Everything is fine.  Everything is done.  All plans are in place. Consent paperwork is signed.  I am pre-admitted to the hospital. I have all the supplies for my completely miserable-on purpose-day before surgery by imbibing nothing but clear liquids all day and then grape flavored magnesium citrate at 5pm, followed by more liquid until midnight.  I may just set up my laptop in the bathroom after 5. 

I will be well cared for, and heavily medicated in the hospital.  I have all arrangements in place for after being discharged from the hospital. I have bought a week's worth of easy food for my husband and son to live on while I'm in the hospital, and then a week more at my Mom's house.  I have everything wrapped up at work.  I have nothing to worry about. So, why am I so anxious? 

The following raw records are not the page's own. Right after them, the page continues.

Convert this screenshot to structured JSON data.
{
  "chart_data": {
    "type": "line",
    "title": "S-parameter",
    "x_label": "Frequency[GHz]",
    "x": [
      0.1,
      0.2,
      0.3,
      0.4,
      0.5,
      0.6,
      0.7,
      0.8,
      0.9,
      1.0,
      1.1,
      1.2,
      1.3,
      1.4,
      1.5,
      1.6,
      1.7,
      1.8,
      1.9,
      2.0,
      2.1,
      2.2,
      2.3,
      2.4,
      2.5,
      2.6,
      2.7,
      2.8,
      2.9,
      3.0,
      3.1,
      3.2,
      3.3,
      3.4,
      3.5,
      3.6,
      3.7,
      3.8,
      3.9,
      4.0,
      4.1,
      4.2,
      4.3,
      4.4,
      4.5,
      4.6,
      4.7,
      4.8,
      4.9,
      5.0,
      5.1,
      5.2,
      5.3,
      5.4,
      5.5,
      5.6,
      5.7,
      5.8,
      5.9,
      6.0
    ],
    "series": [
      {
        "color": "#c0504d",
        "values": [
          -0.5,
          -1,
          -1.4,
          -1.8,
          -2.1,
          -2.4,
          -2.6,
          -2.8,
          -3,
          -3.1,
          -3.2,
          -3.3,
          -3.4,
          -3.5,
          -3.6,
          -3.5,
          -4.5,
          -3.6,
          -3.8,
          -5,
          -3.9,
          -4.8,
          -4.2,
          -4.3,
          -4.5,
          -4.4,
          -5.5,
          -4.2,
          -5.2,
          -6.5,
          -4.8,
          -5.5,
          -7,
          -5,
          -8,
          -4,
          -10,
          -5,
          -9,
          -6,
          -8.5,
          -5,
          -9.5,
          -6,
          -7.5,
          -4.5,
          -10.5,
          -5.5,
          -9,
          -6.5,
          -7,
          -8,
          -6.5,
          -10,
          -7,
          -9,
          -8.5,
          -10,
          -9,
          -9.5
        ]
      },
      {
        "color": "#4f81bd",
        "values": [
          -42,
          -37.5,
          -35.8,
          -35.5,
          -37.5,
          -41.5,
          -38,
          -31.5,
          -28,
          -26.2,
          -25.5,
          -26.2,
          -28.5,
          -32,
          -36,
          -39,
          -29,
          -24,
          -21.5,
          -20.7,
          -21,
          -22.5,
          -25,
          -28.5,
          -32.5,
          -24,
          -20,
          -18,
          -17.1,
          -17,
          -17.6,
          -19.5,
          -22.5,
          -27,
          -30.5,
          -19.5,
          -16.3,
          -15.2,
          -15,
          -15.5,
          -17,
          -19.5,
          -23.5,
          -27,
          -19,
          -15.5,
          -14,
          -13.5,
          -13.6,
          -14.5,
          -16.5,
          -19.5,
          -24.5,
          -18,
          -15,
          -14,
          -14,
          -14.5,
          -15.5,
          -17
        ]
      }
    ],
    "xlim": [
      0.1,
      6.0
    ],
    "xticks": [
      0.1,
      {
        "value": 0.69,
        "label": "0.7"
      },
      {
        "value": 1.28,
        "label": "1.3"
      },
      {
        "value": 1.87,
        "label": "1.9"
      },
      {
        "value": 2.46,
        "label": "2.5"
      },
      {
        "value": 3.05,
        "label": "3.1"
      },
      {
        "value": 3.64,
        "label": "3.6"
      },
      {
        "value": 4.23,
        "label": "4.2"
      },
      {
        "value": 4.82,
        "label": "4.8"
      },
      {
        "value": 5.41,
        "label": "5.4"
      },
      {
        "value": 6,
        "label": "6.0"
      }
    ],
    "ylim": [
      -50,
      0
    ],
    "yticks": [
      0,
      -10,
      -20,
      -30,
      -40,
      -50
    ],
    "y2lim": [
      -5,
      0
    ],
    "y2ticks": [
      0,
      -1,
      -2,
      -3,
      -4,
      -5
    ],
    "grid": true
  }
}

I'll tell you why.  Because I'm scared to death something will happen to change my surgery date.  I'm worried I might get some kind of ailment in the next week that will cause me to have to wait.  I even worry that between now and then, while I'm en route someplace, that I will be involved in a car accident.  I'm worried that there will be some problem and they will have to forego the abdominoplasty part.  Crazy stuff.  I'm just worryin; somethin' terrible.

I am also worried about the reason for this whole ordeal.  The tumor, of course.  There is a tiny tiny chance that it is malignant. It is so tiny, in fact, that I try just to put the whole thing out of my mind.  I am 99% successful in that endeavor.

I am quite likely worrying about all those things because I have run out of things to do to prepare.  Getting ready is a lot easier than being ready and just waiting.  So, every day, I go over, either in my  mind, or on paper, all the things I have to do.  There ARE a few things left.  I need to buy some Gas-X.  I have to take two the morning of surgery. 

I need to buy Milk, Cereal, PopTarts.  You know, for the boys.  I need to make arrangements for Riley while Michael is with me in the hospital.  I need to pack for mom's house.  I need to get grandma's walker over to mom's so I can get around without hurting myself. I need to come up with some kind of armor for when I get home with my rambunctious son and two large dogs.  If anyone has any ideas on that subject, please share.

Everything will be fine.  Everything will be fine.  Everything will be fine!